Wintertime; it’s a time of rest and slumber for most landscape plants. But even though your trees may be bare and your grass may be brown, they still need water. Even through the most ferocious, bitter-cold winters, plants need water.
So even though your landscape watering system may be (and should be!) shut down for the winter, don’t put thoughts of watering completely out of your mind. If you wait until green starts showing again before you give a thought to watering – you might not see as much green as you’re expecting come springtime.
Moist Soil Helps Protect Vulnerable Roots
Even though most plants are dormant during winter, that doesn’t mean that they are completely inactive. Roots remain active, and may even grow some during the winter. And that’s why roots are susceptible to damage from severe plunges of temperature.
When dry soil freezes, water can be pulled from tender roots. It’s a problem known as desiccation, and it’s a primary cause of winter-kill. So it’s best not to let the soil in your landscape become too dried out during winter.
Keep an eye on the weather forecast. If a severe cold front is approaching, you can help your plants weather the weather better by assuring that the ground is moist prior to the arrival of the front. Best-case scenario is to water your landscape a day or two ahead of the temperature drop. But be sure to water only during daylight hours, and only when the temperature is well above freezing.
Some Plants Need Extra Attention
Plants that are growing in raised beds will be more susceptible to becoming too dry, so you’ll want to check the moisture level in the soil around these plants a little more frequently.
And broadleaf evergreens such as hollies and live oaks will need water more often than dormant plants. A thorough watering once per month is a good rule-of-thumb for broadleaf evergreens.
Remember, too, that plants sheltered from precipitation need extra attention from you to make sure they don’t become too dry. Plants protected by eaves, for example, or potted plants sheltered on a porch will need more frequent watering.
Don’t Go Overboard…
Soil that is too wet can also be damaging to your landscape plants during winter. Soil that stays wet and cold for a long period can promote the rotting of roots. Keeping soils too wet can also promote an invasion of wintertime weeds.

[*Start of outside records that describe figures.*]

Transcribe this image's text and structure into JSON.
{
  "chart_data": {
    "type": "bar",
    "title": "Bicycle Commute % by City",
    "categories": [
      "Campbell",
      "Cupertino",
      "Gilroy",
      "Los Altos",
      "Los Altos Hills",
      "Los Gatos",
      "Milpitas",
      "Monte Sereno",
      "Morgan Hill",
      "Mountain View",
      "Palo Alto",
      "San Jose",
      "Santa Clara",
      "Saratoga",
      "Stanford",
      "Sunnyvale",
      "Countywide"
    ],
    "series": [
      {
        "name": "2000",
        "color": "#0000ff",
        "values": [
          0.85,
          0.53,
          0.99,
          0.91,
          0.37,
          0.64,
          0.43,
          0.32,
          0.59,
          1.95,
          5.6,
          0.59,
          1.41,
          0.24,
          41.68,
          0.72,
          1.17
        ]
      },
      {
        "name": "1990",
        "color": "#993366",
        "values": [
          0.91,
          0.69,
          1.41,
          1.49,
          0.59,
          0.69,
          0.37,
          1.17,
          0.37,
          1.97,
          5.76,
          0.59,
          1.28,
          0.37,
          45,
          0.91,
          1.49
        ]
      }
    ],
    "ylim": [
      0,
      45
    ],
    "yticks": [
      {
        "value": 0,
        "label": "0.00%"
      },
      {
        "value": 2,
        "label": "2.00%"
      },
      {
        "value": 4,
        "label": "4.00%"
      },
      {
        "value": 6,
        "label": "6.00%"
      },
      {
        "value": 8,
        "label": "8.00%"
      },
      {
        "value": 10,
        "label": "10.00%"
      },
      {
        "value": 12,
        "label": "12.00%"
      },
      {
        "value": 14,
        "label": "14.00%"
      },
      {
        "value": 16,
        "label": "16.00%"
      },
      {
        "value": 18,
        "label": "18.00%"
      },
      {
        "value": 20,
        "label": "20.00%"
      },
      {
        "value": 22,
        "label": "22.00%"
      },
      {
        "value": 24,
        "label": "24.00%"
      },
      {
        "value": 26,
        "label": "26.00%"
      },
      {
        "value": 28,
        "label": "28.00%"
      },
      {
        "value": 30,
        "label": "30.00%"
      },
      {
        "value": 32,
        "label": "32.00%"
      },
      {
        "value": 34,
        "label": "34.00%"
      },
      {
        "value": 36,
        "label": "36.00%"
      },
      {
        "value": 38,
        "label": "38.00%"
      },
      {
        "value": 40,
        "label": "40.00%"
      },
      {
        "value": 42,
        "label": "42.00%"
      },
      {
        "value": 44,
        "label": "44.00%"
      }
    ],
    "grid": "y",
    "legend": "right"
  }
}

At the most, your landscape soil will need watering only roughly once per month during winter – and that’s only during a prolonged deficiency of natural precipitation.
In general, you want to supply your landscape with enough water to keep the top 6 inches of your soil moist, not wet. Do that, and you’ll help to avoid occurrences of winter-kill. And you’ll have happier, healthier plants going into the next growing season.